Jerk Salmon Tacos with Pineapple Salsa
- 2 Loch Duart salmon fillets
- 1 tbsp Jerk seasoning
- 1 tbsp rapeseed oil
- 6 small, soft, corn tortilla wraps
- 165 g pineapple, diced
- 1 ripe avocados, diced
- ½ red onion, diced
- 2 small tomatoes, diced
- Juice of 1 lime
- 1 lime cut into wedges for serving
- Freshly chopped coriander
A real crowd pleaser, jerk seasoning pairs perfectly with the sweetness of the pineapple salsa in these salmon tacos.

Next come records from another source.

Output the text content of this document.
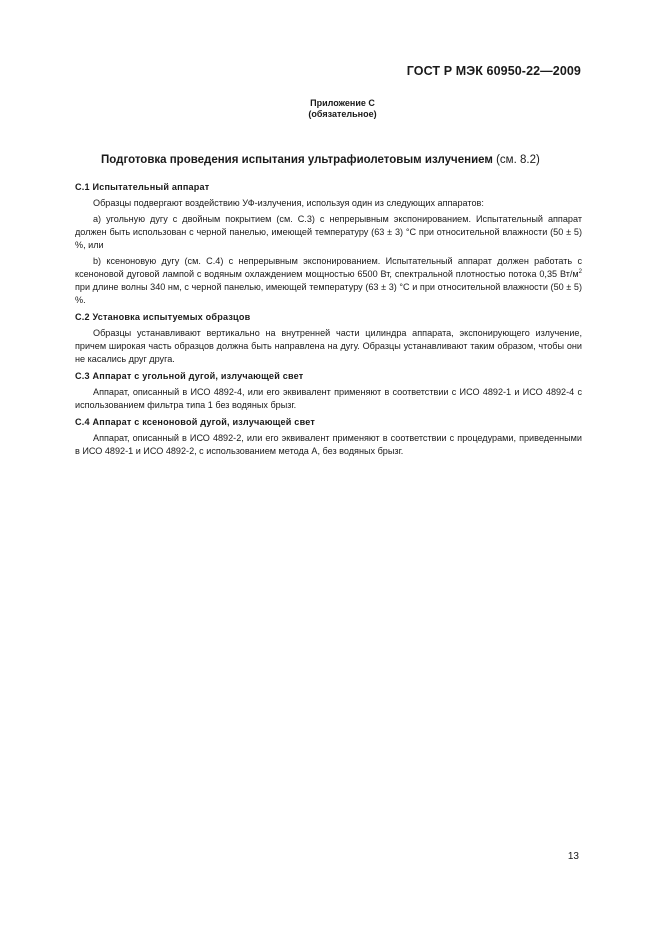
ГОСТ Р МЭК 60950-22—2009
Приложение С
(обязательное)
Подготовка проведения испытания ультрафиолетовым излучением (см. 8.2)
С.1 Испытательный аппарат
Образцы подвергают воздействию УФ-излучения, используя один из следующих аппаратов:
а) угольную дугу с двойным покрытием (см. С.3) с непрерывным экспонированием. Испытательный аппарат должен быть использован с черной панелью, имеющей температуру (63 ± 3) °С при относительной влажности (50 ± 5) %, или
b) ксеноновую дугу (см. С.4) с непрерывным экспонированием. Испытательный аппарат должен работать с ксеноновой дуговой лампой с водяным охлаждением мощностью 6500 Вт, спектральной плотностью потока 0,35 $Вт/м^2$ при длине волны 340 нм, с черной панелью, имеющей температуру (63 ± 3) °С и при относительной влажности (50 ± 5) %.
С.2 Установка испытуемых образцов
Образцы устанавливают вертикально на внутренней части цилиндра аппарата, экспонирующего излучение, причем широкая часть образцов должна быть направлена на дугу. Образцы устанавливают таким образом, чтобы они не касались друг друга.
С.3 Аппарат с угольной дугой, излучающей свет
Аппарат, описанный в ИСО 4892-4, или его эквивалент применяют в соответствии с ИСО 4892-1 и ИСО 4892-4 с использованием фильтра типа 1 без водяных брызг.
С.4 Аппарат с ксеноновой дугой, излучающей свет
Аппарат, описанный в ИСО 4892-2, или его эквивалент применяют в соответствии с процедурами, приведенными в ИСО 4892-1 и ИСО 4892-2, с использованием метода А, без водяных брызг.
13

Full of healthy fats, this makes a great mid-week dinner.
Preheat the oven to 220 degrees.
Place the salmon into a mixing bowl and mix well with a drizzle of olive oil and jerk seasoning.
When the oven comes up to temperature, place the salmon onto a non-stick baking tray (or use grease proof paper) and roast for 12-15 minutes.
Let the salmon rest and cool slightly, then flake into large pieces.
To make the pineapple salsa: In a medium bowl, add the pineapple, avocado, onion, tomatoes, and lime juice. Toss to combine.
Top tortillas with salmon, pineapple salsa, and coriander. Serve with lime wedges for squeezing.